FIG. 10 is a connector manufactured by Amphenol utilizing beryllium copper contact resistance clips 68, which provide the ground spring as previously described in FIG. 9. FIG. 10 also illustrates that a beryllium copper EMI grounding spring 70 has been used at the inside diameter contact of the ceramic capacitor. This assembly has been very successful in the industry; however, it is quite complicated and expensive to manufacture. FIG. 10 further illustrates a machine aluminum alloy shell 72, a stainless steel socket hood 74, front removable machine copper alloy contacts 76, a silicone rubber interfacial seal 78, a high temperature dielectric insert 80, a monolithic planar capacitor array 82, sealing and stress isolating elastomeric gaskets 84, a fixed rear nation contact 86, and a ferrite inductor 88.
FIG. 11 illustrates yet another prior art Amphenol connector which has utilized grounding springs 68 and 70 in order to isolate the monolithic ceramic capacitor array from the mechanical stresses due to the connector itself. Components illustrated in FIG. 11 that are equivalent to the components of the connector of FIG. 10 show the same reference number.

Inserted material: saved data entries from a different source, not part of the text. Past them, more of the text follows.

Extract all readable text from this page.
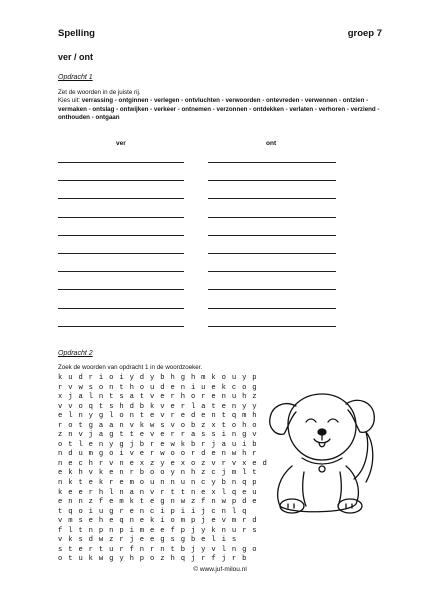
Spelling	groep 7
ver / ont
Opdracht 1
Zet de woorden in de juiste rij.
Kies uit: verrassing - ontginnen - verlegen - ontvluchten - verwoorden - ontevreden - verwennen - ontzien - vermaken - ontslag - ontwijken - verkeer - ontnemen - verzonnen - ontdekken - verlaten - verhoren - verziend - onthouden - ontgaan
ver	ont
Opdracht 2
Zoek de woorden van opdracht 1 in de woordzoeker.
k u d r i o i y d y b h g h m k o u y p
r v w s o n t h o u d e n i u e k c o g
x j a l n t s a t v e r h o r e n u h z
v v o q t s h d b k v e r l a t e n y y
e l n y g l o n t e v r e d e n t q m h
r o t g a a n v k w s v o b z x t o h o
z n v j a g t t e v e r r a s s i n g v
o t l e n y g j b r e w k b r j a u i b
n d u m g o i v e r w o o r d e n w h r
n e c h r v n e x z y e x o z v r v x e d
e k h v k e n r b o o y n h z c j m l t
n k t e k r e m o u n n u n c y b n q p
k e e r h l n a n v r t t n e x l q e u
e n n z f e m k t e g n w z f n w p d e
t q o i u g r e n c i p i i j c n l q
v m s e h e q n e k i o m p j e v m r d
f l t n p n p i m e e f p j y k n u r s
v k s d w z r j e e g s g b e l i s
s t e r t u r f n r n t b j y v l n g o
o t u k w g y h p o z h q j r f j r b
© www.juf-milou.nl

In summary, FIGS. 8 through 11 illustrate various methods of installing ceramic capacitor arrays inside of a connector back shell or housing. As can be seen, the capacitors as installed in FIG. 8 are subject to damage caused by both mechanical and thermal stresses. Solutions as indicated in FIGS. 9, 10 and 11, are effective; however, they are expensive, complicated and not very volumetrically efficient.
Accordingly, there is a need for novel filter connectors which utilize the internally grounded feedthrough capacitor as described above in a variety of filtered connector applications. Modification of the connector is needed to adapt it to be compatible with the internally grounded capacitors. Such modifications must provide a low impedance electrical connection that will operate to several gigahertz while at the same time mechanically isolating the ceramic capacitor so that excessive mechanical stresses do not result. The present invention fulfills these needs and provides other related advantages.